Let \( M = \| m_{ij} \| \) be a \( 4{\times}4 \) irreducible aperiodic Markov matrix such that \( h_1 \neq h_2 \), \( h_3 \neq h_4 \), where \( h_i = m_{i1} + m_{i2} \). Let \( x_1 \), \( x_2, \dots \) be a stationary Markov process with transition matrix \( M \), and let \( y_n = 0 \) when \( x_n = 1 \) or 2, \( y_n = 1 \) when \( x_n = 3 \) or 4. For any finite sequence
\[ s = (\varepsilon_1\( , \)\varepsilon_2, \dots\( , \)\varepsilon_n) \]
of 0s and 1s, let
\[ p(s) = \mathrm{Pr}\{y_1 = \varepsilon_1, \dots, y_n = \varepsilon_n\} .\]
If
\begin{equation*}\tag{1} p^2(00) \neq p(0)\,p(000) \quad\text{and}\quad p^2(01) \neq p(1)\,p(010), \end{equation*}
the joint distribution of \( y_1 \), \( y_2, \dots \) is uniquely determined by the eight probabilities \( p(0) \), \( p(00) \), \( p(000) \), \( p(010) \), \( p(0000) \), \( p(0010) \), \( p(0100) \), \( p(0110) \), so that two matrices \( M \) determine the same joint distribution of \( y_1 \), \( y_2, \dots \) whenever the eight probabilities listed agree, provided (1) is satisfied.

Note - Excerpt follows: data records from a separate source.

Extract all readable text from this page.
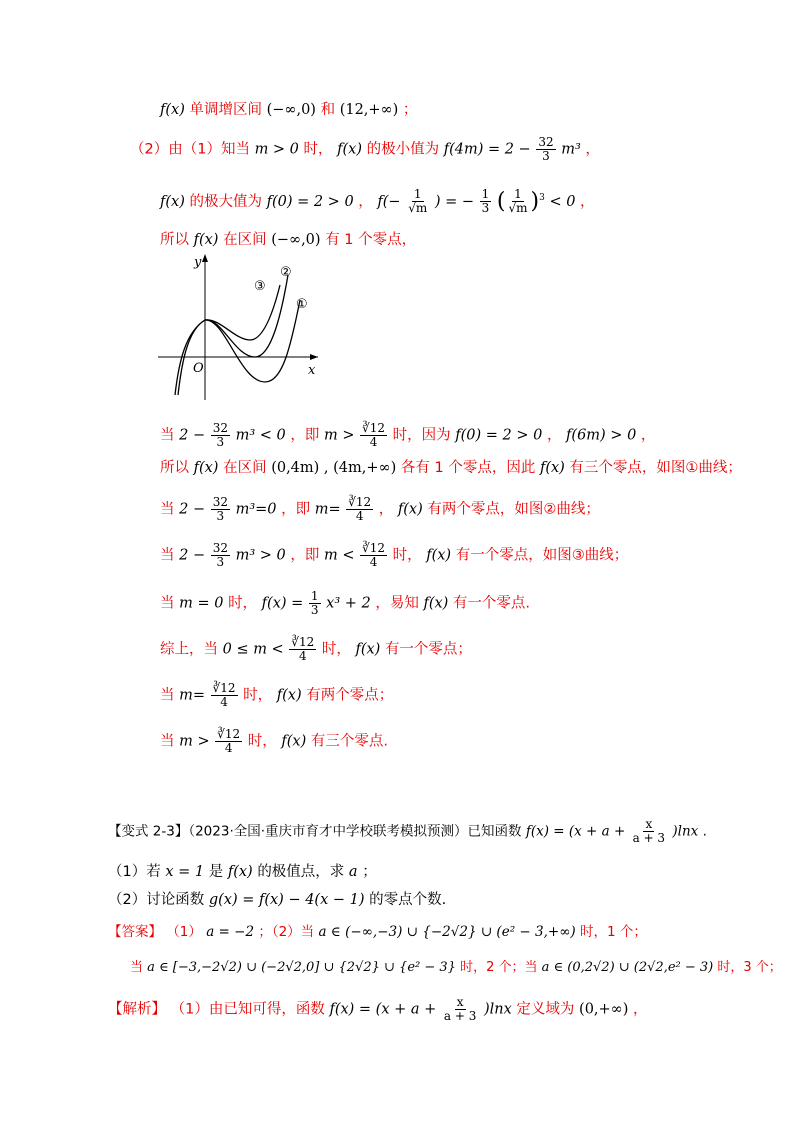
f(x) 单调增区间 (−∞,0) 和 (12,+∞) ；
（2）由（1）知当 m > 0 时， f(x) 的极小值为 $f(4m) = 2 - \frac{32}{3} m^3$ ，
f(x) 的极大值为 f(0) = 2 > 0 ， $f(- \frac{1}{√m}$ ) = − $\frac{1}{3}$ ( $\frac{1}{√m} )^3 < 0$ ，
所以 f(x) 在区间 (−∞,0) 有 1 个零点，
y
x
O
①
②
③
当 $2 - \frac{32}{3} m^3 < 0$ ，即 $m > \frac{∛12}{4}$ 时，因为 f(0) = 2 > 0 ， f(6m) > 0 ，
所以 f(x) 在区间 (0,4m) , (4m,+∞) 各有 1 个零点，因此 f(x) 有三个零点，如图①曲线；
当 $2 - \frac{32}{3} m^3=0$ ，即 $m= \frac{∛12}{4}$ ， f(x) 有两个零点，如图②曲线；
当 $2 - \frac{32}{3} m^3 > 0$ ，即 $m < \frac{∛12}{4}$ 时， f(x) 有一个零点，如图③曲线；
当 m = 0 时， $f(x) = \frac{1}{3} x^3 + 2$ ，易知 f(x) 有一个零点.
综上，当 $0 \le m < \frac{∛12}{4}$ 时， f(x) 有一个零点；
当 $m= \frac{∛12}{4}$ 时， f(x) 有两个零点；
当 $m > \frac{∛12}{4}$ 时， f(x) 有三个零点.
【变式 2-3】（2023·全国·重庆市育才中学校联考模拟预测）已知函数 $f(x) = (x + a + \frac{x}{a + 3} )\ln x$ .
（1）若 x = 1 是 f(x) 的极值点，求 a ；
（2）讨论函数 g(x) = f(x) − 4(x − 1) 的零点个数.
【答案】 （1） a = −2 ；（2）当 a ∈ (−∞,−3) ∪ {−2√2} ∪ (e² − 3,+∞) 时，1 个；
当 a ∈ [−3,−2√2) ∪ (−2√2,0] ∪ {2√2} ∪ {e² − 3} 时，2 个；当 a ∈ (0,2√2) ∪ (2√2,e² − 3) 时，3 个；
【解析】 （1）由已知可得，函数 $f(x) = (x + a + \frac{x}{a + 3} )\ln x$ 定义域为 (0,+∞) ，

The method consists in showing that the function \( p \) satisfies the recurrence relation
\[ p(s, \varepsilon, \delta, 0) = p(s, \varepsilon, 0)\,a(\varepsilon, \delta) + p(s, \varepsilon)\,b(\varepsilon, \delta) \]
for all \( s \) and \( \varepsilon = 0 \) or 1, \( \delta = 0 \) or 1, where \( a(\varepsilon, \delta) \), \( b(\varepsilon, \delta) \) are (easily computed) functions of \( M \), and noting that, if (1) is satisfied, \( a(\varepsilon, \delta) \) and \( b(\varepsilon, \delta) \) are determined by the eight probabilities listed. The class of doubly stochastic matrices yielding the same joint distribution for \( y_1 \), \( y_2, \dots \) is described somewhat more explicitly, and the case of a larger number of states is considered briefly.